Toronto is essentially a preview of which Independent to mid-sized film releases might be big in the next five months. The festival is considered a launch pad for many studios to begin “Oscar-buzz” for their films.

How do I know that you should see these movies? Well, in most cases I don’t. I have seen some press screenings of a couple of the films listed below (Valley of Elah, My Kid Could Paint That…) and can personally recommend them. But for the most part, I have no idea. I have cobbled this list from an exhaustive day of research. Some of the films I chose because of the director, writer, or cast. Others because of the plot synopsis.

When a review was available, I read it. If a trailer was available, I watched it. I’ve included films that were recommended to me by trusted friends. Some films that I missed but were highly reviewed at the 2007 Sundance Film Festival (Son of Rambow, The Savages).

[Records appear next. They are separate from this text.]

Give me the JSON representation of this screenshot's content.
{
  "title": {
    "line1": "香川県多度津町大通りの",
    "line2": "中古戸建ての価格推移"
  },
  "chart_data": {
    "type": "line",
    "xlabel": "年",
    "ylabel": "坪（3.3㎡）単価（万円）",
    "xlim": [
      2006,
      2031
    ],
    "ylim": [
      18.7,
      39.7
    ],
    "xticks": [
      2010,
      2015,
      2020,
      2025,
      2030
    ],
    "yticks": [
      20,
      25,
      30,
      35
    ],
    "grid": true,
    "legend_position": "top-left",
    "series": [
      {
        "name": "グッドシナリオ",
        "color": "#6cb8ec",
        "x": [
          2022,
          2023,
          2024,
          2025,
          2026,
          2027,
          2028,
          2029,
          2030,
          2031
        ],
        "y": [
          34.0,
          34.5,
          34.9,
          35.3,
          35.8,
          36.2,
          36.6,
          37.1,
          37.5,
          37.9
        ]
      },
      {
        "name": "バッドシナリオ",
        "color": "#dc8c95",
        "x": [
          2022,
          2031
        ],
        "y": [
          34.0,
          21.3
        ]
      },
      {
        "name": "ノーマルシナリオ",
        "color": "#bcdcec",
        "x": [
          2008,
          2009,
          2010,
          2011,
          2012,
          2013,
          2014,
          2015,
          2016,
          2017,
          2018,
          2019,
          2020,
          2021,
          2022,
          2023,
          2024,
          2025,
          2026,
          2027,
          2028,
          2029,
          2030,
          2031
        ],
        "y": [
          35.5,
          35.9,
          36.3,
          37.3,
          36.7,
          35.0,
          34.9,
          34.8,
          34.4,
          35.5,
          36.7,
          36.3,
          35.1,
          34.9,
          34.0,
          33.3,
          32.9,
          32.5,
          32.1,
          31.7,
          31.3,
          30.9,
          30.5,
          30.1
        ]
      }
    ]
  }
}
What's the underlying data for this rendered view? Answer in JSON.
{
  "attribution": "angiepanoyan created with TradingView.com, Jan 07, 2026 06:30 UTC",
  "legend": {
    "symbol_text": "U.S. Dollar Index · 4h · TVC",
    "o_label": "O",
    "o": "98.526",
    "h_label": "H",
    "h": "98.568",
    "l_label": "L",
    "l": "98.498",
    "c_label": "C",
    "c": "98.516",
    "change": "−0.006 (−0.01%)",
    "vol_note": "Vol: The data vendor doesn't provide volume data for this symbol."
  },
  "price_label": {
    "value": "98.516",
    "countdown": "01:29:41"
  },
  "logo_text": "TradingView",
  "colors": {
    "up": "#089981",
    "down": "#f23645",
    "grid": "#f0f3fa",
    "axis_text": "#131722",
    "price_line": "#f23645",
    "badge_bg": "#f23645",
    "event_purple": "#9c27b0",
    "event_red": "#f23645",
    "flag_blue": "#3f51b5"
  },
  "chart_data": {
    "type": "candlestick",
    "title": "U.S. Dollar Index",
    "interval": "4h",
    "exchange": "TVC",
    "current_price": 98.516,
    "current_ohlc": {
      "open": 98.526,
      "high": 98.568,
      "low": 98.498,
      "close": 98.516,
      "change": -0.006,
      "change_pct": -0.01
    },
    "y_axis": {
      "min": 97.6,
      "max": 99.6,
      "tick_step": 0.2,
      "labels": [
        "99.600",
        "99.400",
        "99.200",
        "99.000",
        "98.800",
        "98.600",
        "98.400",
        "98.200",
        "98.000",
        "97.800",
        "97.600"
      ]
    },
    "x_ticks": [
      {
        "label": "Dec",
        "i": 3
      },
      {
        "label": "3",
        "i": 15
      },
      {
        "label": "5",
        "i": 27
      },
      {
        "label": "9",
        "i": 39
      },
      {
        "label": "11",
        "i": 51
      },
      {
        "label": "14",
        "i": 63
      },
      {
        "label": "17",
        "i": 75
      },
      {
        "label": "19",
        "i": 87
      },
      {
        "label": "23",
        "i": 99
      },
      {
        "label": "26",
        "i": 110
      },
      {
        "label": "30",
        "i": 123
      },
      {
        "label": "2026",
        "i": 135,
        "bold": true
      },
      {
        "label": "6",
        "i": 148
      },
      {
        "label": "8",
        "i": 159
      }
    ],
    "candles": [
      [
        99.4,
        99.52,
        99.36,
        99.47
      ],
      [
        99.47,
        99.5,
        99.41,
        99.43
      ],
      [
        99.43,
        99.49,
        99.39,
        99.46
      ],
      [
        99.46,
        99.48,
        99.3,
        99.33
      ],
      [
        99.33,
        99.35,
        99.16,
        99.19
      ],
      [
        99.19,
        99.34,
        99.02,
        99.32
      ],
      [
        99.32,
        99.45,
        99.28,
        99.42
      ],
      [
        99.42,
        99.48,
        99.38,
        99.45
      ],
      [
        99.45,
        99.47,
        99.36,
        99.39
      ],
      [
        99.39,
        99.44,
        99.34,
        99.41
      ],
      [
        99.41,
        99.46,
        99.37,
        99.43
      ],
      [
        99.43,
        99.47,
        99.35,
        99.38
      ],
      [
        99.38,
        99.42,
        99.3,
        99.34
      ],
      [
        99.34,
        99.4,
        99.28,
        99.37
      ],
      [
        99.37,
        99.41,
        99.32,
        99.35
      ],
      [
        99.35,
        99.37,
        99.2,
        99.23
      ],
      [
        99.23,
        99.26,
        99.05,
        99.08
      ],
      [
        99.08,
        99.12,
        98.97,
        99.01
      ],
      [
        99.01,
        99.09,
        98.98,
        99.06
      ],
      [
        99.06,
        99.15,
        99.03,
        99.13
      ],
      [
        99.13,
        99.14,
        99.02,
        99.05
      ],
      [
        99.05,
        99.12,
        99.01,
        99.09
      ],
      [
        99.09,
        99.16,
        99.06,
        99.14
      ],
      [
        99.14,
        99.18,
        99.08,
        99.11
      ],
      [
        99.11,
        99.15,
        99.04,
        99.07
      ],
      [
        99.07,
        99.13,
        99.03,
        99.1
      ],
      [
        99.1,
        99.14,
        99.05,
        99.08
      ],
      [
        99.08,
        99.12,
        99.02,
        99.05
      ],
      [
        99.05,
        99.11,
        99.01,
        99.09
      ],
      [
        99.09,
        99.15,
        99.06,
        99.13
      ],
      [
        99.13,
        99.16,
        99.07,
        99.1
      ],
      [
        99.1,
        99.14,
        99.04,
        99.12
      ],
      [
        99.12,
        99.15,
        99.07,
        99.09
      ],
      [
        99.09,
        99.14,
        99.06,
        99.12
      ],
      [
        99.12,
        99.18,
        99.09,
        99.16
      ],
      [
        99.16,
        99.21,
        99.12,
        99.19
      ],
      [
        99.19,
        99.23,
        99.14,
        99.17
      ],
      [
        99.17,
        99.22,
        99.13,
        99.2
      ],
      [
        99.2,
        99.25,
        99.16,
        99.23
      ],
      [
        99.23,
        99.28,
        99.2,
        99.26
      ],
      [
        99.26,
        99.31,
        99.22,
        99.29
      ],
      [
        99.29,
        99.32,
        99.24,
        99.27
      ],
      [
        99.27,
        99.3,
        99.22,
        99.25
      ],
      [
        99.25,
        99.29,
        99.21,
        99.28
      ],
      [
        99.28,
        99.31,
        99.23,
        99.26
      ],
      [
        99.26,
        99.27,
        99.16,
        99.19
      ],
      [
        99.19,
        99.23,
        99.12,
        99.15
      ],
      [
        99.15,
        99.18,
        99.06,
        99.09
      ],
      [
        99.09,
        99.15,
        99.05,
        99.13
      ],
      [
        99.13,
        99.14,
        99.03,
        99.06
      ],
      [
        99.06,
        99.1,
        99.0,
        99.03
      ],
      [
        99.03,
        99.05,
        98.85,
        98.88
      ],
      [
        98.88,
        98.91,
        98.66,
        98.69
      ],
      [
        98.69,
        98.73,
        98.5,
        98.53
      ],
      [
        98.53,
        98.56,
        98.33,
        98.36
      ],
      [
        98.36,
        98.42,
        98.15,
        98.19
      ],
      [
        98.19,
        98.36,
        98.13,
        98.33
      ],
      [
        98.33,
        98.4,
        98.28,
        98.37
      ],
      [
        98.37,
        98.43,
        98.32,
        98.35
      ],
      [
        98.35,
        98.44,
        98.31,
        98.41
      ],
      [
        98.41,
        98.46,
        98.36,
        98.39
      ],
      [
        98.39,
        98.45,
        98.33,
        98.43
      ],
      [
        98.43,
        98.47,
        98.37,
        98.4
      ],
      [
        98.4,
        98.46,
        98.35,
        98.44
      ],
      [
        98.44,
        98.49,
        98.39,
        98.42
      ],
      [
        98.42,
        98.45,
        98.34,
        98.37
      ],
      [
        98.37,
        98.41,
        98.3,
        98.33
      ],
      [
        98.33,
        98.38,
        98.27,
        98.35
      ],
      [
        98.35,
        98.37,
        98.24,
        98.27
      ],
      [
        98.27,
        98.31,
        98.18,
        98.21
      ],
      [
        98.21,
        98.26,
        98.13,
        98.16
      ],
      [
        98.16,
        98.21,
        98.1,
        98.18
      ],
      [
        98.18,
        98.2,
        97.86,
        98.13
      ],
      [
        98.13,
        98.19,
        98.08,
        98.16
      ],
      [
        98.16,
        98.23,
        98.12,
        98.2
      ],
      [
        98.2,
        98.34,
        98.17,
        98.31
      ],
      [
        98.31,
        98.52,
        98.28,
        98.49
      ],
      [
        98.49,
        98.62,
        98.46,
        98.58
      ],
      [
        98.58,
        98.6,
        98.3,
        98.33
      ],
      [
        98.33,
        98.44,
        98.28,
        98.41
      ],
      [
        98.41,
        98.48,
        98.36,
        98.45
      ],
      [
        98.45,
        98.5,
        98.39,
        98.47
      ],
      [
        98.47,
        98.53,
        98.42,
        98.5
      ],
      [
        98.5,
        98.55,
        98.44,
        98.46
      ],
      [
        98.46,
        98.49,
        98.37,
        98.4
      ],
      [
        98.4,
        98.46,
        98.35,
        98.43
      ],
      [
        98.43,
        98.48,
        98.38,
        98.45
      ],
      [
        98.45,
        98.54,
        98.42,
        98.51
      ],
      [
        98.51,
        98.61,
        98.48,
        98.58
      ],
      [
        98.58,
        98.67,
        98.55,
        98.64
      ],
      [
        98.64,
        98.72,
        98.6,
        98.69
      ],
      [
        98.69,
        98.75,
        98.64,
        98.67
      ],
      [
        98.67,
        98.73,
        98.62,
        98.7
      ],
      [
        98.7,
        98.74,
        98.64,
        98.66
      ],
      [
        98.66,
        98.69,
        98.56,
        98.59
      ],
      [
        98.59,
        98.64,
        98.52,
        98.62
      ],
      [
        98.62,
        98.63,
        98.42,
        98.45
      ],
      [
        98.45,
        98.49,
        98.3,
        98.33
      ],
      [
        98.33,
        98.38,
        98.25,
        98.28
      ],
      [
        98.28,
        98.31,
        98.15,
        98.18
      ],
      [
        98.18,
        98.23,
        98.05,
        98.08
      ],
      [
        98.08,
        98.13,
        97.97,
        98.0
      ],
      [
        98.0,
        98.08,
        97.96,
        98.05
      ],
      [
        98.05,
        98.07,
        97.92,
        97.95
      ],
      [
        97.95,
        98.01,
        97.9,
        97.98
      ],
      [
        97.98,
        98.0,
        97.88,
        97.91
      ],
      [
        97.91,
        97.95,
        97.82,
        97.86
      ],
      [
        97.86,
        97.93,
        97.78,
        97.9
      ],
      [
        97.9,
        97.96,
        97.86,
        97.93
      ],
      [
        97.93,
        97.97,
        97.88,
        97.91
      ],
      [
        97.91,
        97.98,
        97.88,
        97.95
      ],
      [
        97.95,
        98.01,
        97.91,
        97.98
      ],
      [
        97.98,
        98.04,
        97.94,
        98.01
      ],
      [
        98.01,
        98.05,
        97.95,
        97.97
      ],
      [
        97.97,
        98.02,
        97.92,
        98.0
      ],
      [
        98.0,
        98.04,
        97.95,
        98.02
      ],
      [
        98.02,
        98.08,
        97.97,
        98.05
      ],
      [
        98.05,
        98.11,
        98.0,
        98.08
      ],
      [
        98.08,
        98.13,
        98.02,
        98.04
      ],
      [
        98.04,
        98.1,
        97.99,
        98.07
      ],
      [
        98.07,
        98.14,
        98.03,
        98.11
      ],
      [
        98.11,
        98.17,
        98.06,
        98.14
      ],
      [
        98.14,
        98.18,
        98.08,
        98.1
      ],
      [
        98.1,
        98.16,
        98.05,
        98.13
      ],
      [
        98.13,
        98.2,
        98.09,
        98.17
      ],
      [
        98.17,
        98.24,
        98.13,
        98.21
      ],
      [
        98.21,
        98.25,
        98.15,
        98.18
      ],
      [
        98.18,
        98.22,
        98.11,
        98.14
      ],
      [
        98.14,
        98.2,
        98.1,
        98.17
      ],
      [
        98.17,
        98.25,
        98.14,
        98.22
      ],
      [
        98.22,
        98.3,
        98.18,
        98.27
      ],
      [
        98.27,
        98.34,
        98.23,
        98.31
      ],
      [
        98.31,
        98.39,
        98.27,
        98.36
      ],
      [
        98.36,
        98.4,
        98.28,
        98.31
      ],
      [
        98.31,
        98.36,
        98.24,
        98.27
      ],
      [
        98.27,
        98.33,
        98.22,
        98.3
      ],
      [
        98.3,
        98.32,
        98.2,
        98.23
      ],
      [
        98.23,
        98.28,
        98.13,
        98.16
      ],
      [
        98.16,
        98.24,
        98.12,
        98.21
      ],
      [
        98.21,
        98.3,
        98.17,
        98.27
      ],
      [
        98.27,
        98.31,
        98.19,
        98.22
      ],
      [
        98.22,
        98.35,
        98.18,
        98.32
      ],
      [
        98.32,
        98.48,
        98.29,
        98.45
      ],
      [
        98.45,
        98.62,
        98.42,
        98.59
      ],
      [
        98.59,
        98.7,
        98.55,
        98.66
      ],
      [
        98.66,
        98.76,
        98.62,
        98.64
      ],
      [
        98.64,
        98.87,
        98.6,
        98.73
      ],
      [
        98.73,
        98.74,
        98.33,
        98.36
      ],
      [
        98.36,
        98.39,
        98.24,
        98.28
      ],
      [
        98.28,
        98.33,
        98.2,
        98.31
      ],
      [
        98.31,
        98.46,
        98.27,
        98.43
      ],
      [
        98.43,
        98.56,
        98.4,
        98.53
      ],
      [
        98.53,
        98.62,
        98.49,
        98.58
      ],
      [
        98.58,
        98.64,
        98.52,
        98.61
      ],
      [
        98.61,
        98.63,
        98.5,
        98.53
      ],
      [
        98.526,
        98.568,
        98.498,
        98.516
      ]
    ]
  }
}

I must offer this disclaimer: I tend to be attracted to American, British and Japanese cinema to a fault. I do have a handful of picks outside my comfort realm, but if you’re looking for more “Worldly” selections, you might have to look elsewhere.

It should also be noted that some of the films (especially in the Gala and special presentation sections) will hit theaters within the next two months. Some films even hit theaters days within the festival’s conclusion. I put these movies on the list because they are movies of interest. But you, like me, might want to hold off on some of these flicks until they hit your city next month. For me, there are some films that I won’t be able to resist like Across The Universe and No Country for Old Men. I know they come out sooner rather than later, but I need to see them sooner. I’ve noted the release dates of films that are opening in the next two months, just so you have that information.

I’ll be at the festival for nine and a half days, so chances are, I won’t be able to see all of these films. The reality is, I won’t see even half of these films. I’ll be doing some interviews, so I’ve lowered my goal to around 30 movies, which most people would still consider extreme (that’s at least three movies each day of the festival).